Minerva continued on pembrolizumab for years and it wasn’t until 2019 that her melanoma started to show signs that it was developing resistance to the treatment.
She enrolled into a third clinical trial, this time trying a new approach called Tumor Infiltrating Lymphocytes or TIL Therapy.
TILs, or tumor-infiltrating lymphocytes, are the white blood cells that have successfully fought their way into the tumor. One theory is that these TILs are insufficient in number and/or otherwise incapable of fully reacting to the tumor as a foreign invader to be killed. TIL therapy works by harvesting TILs from a patient’s tumor, expanding their numbers greatly in a lab, and then administering these lab-grown TILs back into the patient’s body. These infused cells, already primed to successfully swarm the cancer, are then further activated with high-dose interleukin-2 (IL-2).
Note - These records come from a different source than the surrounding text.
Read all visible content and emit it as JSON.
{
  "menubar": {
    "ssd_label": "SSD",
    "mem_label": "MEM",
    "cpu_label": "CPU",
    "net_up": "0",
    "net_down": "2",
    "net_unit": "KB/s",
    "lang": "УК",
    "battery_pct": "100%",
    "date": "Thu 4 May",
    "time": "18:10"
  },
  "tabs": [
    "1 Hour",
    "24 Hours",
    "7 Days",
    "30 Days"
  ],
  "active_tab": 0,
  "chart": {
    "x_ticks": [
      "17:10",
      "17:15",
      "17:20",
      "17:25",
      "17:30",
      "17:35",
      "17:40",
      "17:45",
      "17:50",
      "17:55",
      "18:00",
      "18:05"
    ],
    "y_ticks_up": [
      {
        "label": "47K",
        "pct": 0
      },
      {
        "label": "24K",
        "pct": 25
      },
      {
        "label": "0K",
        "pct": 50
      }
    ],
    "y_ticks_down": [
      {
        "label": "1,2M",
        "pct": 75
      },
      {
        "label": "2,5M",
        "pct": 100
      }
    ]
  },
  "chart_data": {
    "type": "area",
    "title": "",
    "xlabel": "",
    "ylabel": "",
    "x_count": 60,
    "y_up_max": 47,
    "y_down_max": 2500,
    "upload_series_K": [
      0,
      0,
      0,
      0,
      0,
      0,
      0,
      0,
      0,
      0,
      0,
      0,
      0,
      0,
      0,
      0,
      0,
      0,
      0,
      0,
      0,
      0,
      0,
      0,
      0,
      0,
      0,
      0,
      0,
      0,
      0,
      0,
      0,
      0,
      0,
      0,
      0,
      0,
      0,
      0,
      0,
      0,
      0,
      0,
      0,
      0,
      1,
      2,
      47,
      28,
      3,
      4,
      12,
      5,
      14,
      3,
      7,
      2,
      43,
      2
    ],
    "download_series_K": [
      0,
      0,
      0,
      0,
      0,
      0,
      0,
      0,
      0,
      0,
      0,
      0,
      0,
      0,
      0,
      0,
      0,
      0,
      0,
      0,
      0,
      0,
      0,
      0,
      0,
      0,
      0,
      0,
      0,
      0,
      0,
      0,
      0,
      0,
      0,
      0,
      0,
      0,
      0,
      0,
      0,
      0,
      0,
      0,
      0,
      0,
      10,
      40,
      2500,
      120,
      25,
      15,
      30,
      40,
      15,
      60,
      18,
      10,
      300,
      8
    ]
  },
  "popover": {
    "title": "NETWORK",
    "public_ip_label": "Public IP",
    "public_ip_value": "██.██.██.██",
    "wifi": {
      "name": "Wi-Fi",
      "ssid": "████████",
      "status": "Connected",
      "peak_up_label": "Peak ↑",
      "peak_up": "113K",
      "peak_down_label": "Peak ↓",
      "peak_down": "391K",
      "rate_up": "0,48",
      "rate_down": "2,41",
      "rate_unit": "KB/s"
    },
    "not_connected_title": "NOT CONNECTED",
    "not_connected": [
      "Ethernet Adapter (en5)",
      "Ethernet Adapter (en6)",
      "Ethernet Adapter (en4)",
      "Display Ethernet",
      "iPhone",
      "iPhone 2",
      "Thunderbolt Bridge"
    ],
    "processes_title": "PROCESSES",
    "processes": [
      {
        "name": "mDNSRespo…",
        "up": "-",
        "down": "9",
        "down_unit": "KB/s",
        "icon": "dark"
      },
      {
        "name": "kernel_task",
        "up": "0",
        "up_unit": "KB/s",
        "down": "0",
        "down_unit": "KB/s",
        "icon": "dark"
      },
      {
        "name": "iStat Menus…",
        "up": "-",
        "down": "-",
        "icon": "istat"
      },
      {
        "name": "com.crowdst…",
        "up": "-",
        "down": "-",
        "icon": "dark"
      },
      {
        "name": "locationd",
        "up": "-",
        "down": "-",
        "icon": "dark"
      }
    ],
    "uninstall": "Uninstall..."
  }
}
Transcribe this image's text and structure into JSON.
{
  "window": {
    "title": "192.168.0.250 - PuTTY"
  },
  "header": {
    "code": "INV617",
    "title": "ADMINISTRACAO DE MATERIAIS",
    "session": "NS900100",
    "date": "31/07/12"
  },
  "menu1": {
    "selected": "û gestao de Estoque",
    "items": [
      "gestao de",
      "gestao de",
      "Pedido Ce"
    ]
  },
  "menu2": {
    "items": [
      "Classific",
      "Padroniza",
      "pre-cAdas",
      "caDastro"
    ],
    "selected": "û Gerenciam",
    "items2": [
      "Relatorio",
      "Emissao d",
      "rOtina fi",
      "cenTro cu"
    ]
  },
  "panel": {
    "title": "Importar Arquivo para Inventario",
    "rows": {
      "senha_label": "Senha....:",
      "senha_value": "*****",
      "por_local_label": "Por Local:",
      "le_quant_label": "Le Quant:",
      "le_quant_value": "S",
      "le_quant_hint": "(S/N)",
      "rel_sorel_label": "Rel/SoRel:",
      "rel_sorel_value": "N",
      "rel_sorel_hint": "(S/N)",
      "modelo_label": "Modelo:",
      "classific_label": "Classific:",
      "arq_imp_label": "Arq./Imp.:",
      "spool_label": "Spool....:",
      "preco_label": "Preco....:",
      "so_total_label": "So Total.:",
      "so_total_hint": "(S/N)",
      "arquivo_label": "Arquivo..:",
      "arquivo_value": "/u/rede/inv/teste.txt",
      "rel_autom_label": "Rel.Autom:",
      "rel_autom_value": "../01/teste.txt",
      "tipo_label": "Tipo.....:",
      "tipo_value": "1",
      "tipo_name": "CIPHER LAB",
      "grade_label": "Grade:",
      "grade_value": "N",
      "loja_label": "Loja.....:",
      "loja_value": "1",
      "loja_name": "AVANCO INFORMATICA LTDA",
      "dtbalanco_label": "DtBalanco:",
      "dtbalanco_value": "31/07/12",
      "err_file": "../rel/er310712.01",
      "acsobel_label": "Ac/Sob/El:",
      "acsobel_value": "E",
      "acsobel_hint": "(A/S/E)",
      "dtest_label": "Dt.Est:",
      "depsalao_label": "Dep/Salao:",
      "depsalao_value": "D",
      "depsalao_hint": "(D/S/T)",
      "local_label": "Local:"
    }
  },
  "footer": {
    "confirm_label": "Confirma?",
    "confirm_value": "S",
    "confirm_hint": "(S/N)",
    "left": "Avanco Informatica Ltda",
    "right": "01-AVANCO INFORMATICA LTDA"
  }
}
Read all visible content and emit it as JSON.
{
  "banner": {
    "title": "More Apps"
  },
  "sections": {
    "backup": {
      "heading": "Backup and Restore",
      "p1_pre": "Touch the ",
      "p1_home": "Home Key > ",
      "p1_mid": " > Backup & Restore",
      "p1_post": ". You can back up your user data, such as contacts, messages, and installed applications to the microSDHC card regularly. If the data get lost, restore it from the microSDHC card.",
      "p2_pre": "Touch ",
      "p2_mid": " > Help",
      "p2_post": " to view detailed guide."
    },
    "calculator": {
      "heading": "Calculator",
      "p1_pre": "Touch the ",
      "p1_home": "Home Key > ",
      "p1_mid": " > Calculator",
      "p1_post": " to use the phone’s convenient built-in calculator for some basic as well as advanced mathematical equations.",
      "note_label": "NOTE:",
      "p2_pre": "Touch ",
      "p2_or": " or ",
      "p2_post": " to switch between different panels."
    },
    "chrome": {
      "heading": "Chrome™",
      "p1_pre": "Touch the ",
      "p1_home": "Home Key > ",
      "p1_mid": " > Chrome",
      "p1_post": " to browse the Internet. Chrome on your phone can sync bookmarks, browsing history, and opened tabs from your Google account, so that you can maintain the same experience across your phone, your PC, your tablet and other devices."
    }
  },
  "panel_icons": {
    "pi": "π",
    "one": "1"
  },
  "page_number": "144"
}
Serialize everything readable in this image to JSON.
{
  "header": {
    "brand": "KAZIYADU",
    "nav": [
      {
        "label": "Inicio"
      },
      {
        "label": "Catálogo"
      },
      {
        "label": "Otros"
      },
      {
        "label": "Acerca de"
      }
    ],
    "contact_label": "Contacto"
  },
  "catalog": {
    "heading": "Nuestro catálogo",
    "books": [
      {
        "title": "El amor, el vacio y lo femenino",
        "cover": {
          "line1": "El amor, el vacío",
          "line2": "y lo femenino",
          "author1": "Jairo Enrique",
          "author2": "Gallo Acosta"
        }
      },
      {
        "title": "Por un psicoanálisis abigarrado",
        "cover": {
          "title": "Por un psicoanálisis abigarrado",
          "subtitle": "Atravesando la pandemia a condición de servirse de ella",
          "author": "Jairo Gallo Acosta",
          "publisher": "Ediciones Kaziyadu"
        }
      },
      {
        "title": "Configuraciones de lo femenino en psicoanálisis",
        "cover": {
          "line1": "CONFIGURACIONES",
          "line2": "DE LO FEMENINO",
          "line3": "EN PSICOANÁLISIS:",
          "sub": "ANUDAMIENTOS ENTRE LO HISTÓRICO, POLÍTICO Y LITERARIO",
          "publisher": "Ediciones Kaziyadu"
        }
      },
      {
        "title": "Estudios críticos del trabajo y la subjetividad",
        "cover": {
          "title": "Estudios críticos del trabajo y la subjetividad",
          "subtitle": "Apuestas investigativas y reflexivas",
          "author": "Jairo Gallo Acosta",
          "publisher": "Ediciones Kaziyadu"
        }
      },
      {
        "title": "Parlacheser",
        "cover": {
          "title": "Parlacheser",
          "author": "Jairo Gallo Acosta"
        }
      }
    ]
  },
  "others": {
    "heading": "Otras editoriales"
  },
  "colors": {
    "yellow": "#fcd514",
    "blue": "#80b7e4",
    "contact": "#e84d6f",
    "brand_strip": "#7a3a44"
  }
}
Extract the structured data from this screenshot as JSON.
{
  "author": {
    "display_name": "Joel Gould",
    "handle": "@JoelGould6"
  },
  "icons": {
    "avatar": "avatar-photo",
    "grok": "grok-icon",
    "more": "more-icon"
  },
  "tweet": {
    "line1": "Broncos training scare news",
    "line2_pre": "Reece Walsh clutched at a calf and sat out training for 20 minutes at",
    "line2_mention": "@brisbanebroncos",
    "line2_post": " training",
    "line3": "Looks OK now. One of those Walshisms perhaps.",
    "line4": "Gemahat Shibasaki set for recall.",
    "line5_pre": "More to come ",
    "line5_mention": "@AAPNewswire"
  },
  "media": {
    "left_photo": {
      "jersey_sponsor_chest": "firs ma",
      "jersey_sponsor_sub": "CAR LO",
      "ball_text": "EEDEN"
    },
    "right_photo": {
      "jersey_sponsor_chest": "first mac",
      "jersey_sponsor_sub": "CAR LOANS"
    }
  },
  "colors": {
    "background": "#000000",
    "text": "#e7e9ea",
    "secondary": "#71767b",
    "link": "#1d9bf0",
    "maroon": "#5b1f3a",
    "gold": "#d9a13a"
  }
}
Minerva spent the first 18 days of August in the hospital receiving the treatment. Now, while being closely monitored, she waits to see if she’ll respond.
“If nothing else, melanoma has taught me patience. At first, I hoped biochemotherapy was going to be my cure. Then – I hoped for Yervoy, then Keytruda. With each new treatment I hope for a cure – but it hasn’t come yet.”
While Minerva hasn’t yet been cured from her melanoma – she has lived for 10 years with it. Her children are now 15 and 10 – and she’s been able see them grow up.
“I never could have imagined it,” says Minerva. “I’m in this for the long haul.”